KGTK file specification

KGTK File Format¶

Authors: Hans Chalupsky, Craig Milo Rogers, Pedro Szekely

Contributors: Daniel Garijo

Version: 2.0

KGTK uses a text-based, columnar file format that aims to be simple, readable, expressive, yet self-describing and easily generatable and parsable by standard tools. The KGTK file design is focused on being able to represent arbitrary knowledge graphs, but can be used to describe any attributed, labeled or unlabeled hypergraph.

Basic File Structure¶

Encoding: KGTK files are text files that use UTF8 encoding for Unicode characters.

Separator characters: files are TAB-separated multi-column files, values containing TAB characters need to escape them with the \t escape sequence.

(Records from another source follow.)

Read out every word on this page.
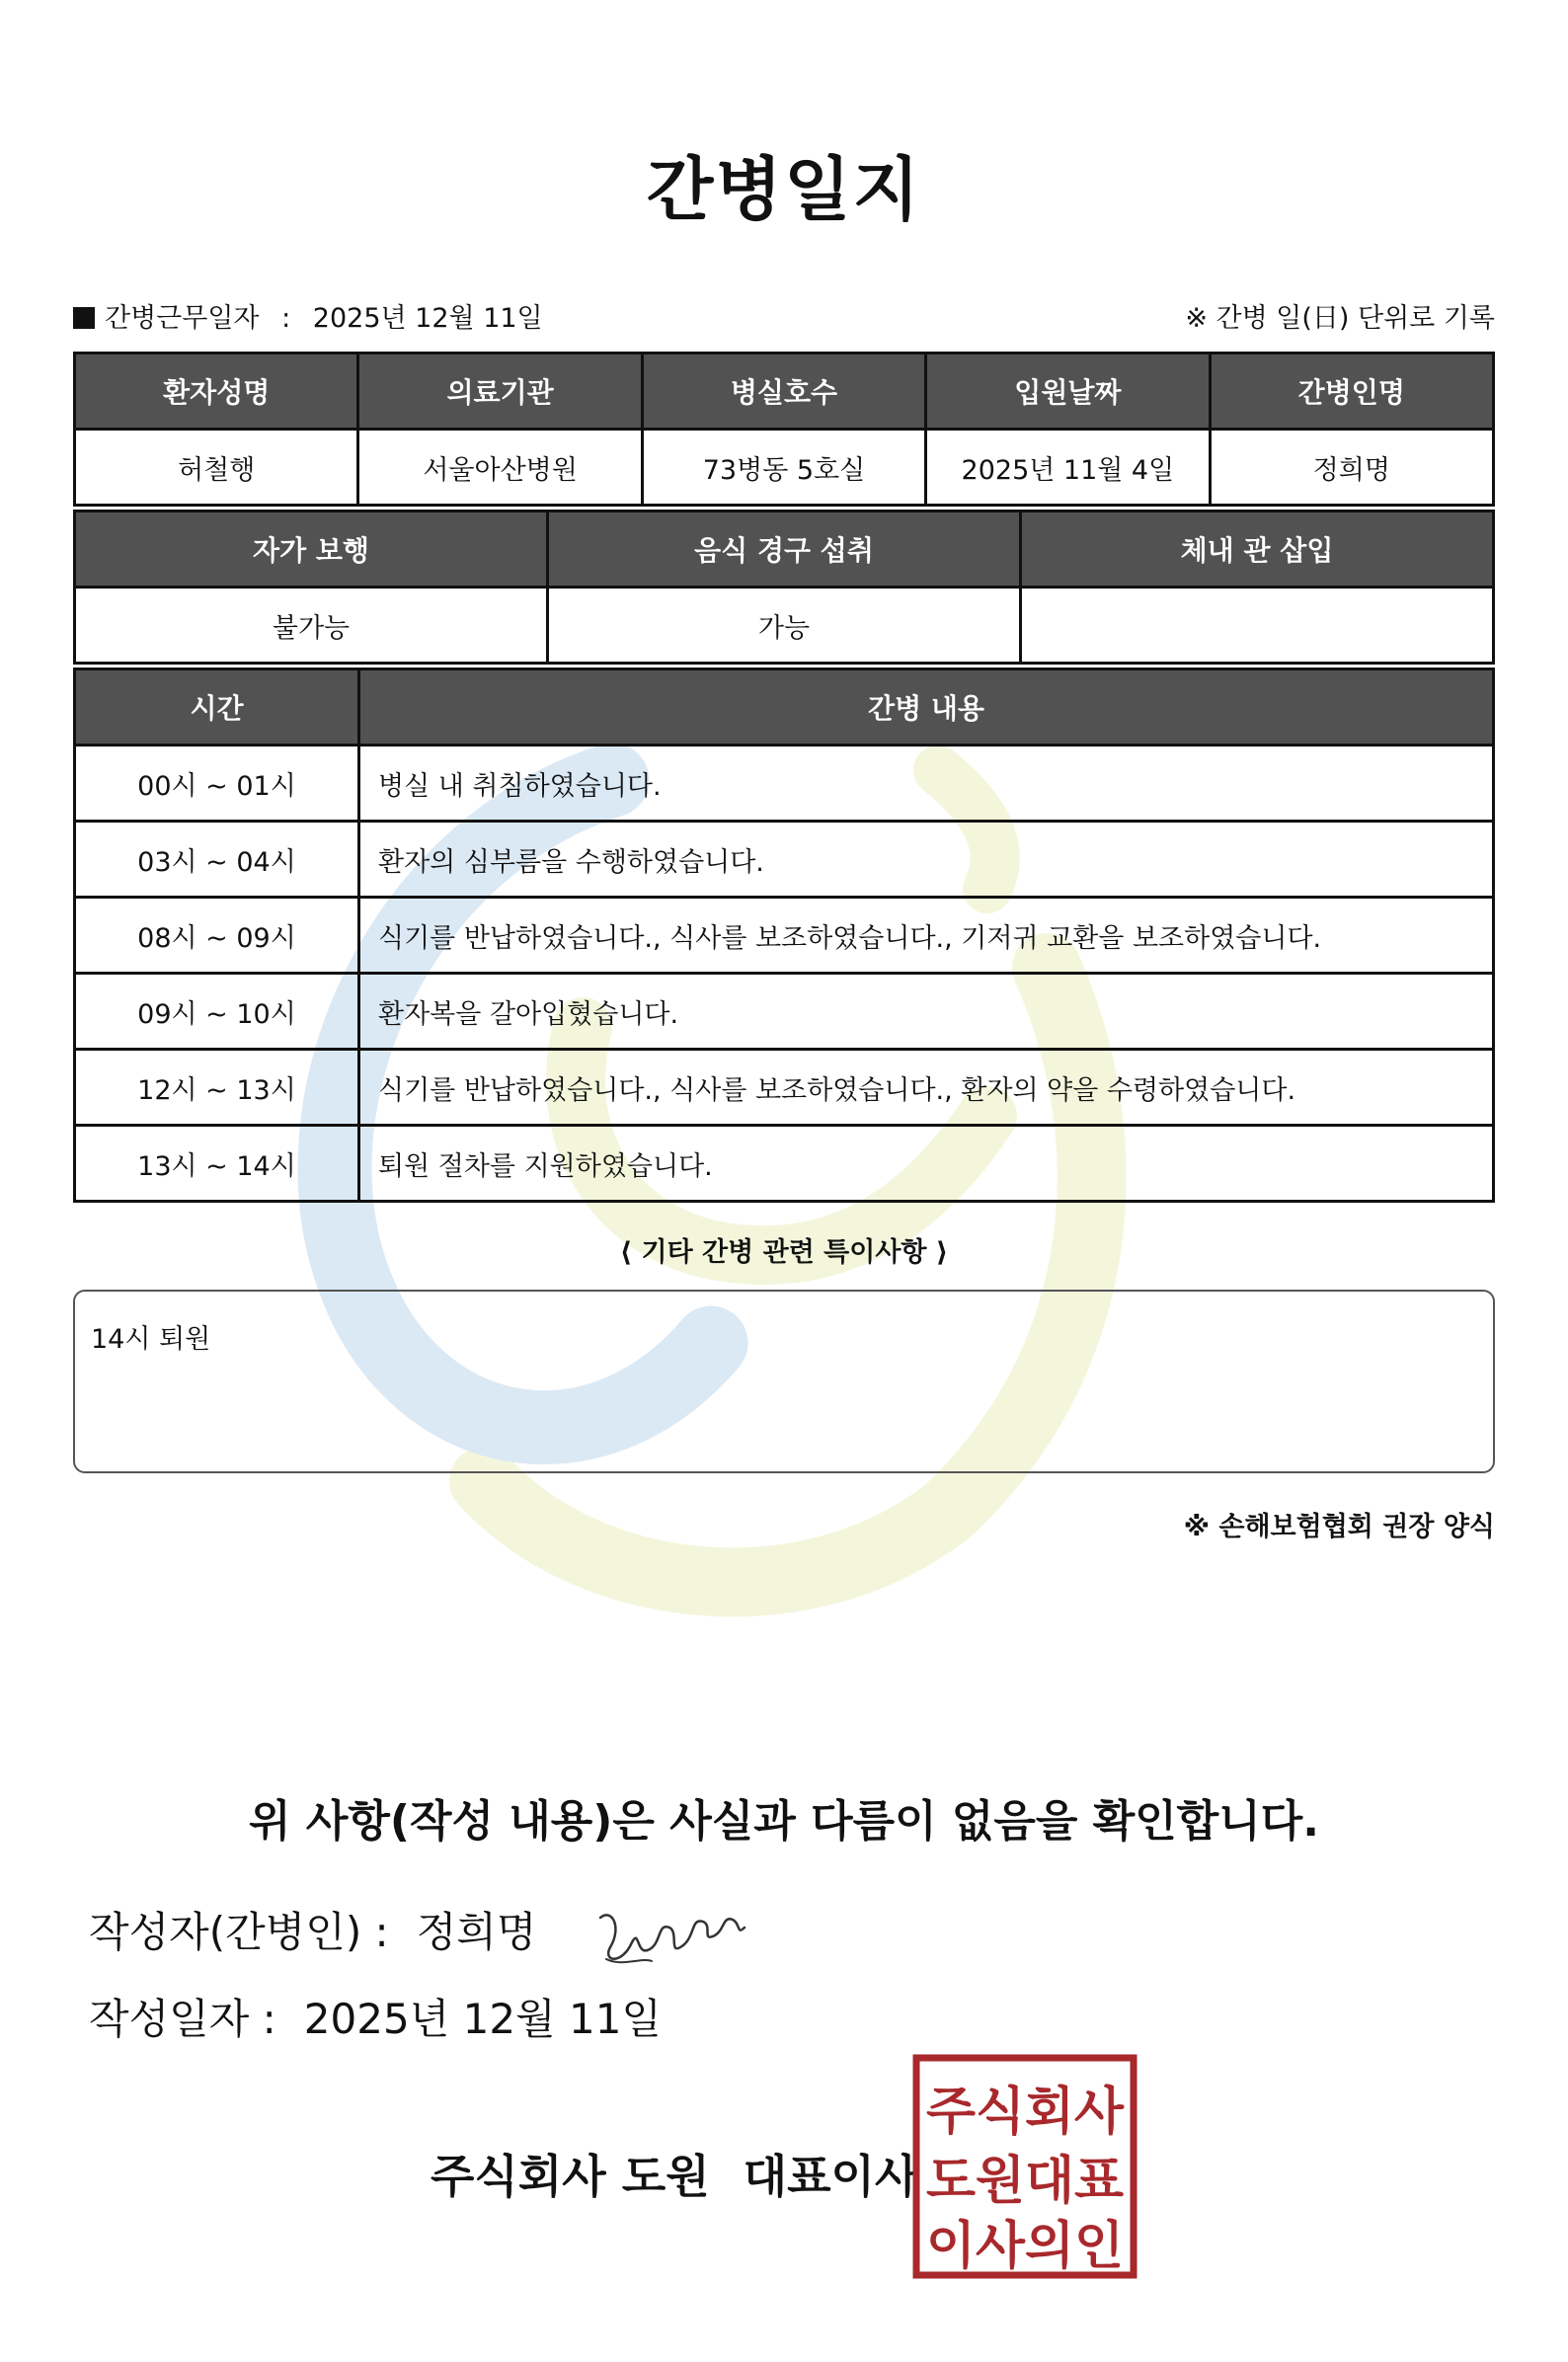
간병일지
간병근무일자 : 2025년 12월 11일	※ 간병 일(日) 단위로 기록
환자성명	의료기관	병실호수	입원날짜	간병인명
허철행	서울아산병원	73병동 5호실	2025년 11월 4일	정희명
자가 보행	음식 경구 섭취	체내 관 삽입
불가능	가능	
시간	간병 내용
00시 ~ 01시	병실 내 취침하였습니다.
03시 ~ 04시	환자의 심부름을 수행하였습니다.
08시 ~ 09시	식기를 반납하였습니다., 식사를 보조하였습니다., 기저귀 교환을 보조하였습니다.
09시 ~ 10시	환자복을 갈아입혔습니다.
12시 ~ 13시	식기를 반납하였습니다., 식사를 보조하였습니다., 환자의 약을 수령하였습니다.
13시 ~ 14시	퇴원 절차를 지원하였습니다.
⟨ 기타 간병 관련 특이사항 ⟩
14시 퇴원
※ 손해보험협회 권장 양식
위 사항(작성 내용)은 사실과 다름이 없음을 확인합니다.
작성자(간병인) : 정희명
작성일자 : 2025년 12월 11일
주식회사 도원 대표이사
주식회사
도원대표
이사의인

Comments: lines that begin with a #-sign are treated as comments and will be ignored, lines consisting of all whitespace will also be ignored. Headers: the first line of each file is interpreted as a header line which needs to list the names of required and optional columns. Column names must be nonblank and unique within a file. Column names must be symbols. Column names should not contain quoted whitespace.

Newlines and special characters: each line ends with an end-of-line character or character sequence (such as CR, LF, or CR LF). Text values that need to contain a newline character can encode them via \n and/or \r. Other escape sequences mirroring those defined by Python are also supported. Backslash can more generally be used to escape characters with special meaning, for example, \| to escape a vertical bar in a values list. Leading and trailing whitespace in values other than inside quoted strings is disallowed.

Columns and null values: each file can have an arbitrary number of columns, however, the number of columns in each content line has to be constant across the file. Specific required columns are described in more detail below. Undefined values can be specified by the empty string which is a zero-length field (not the empty quoted string).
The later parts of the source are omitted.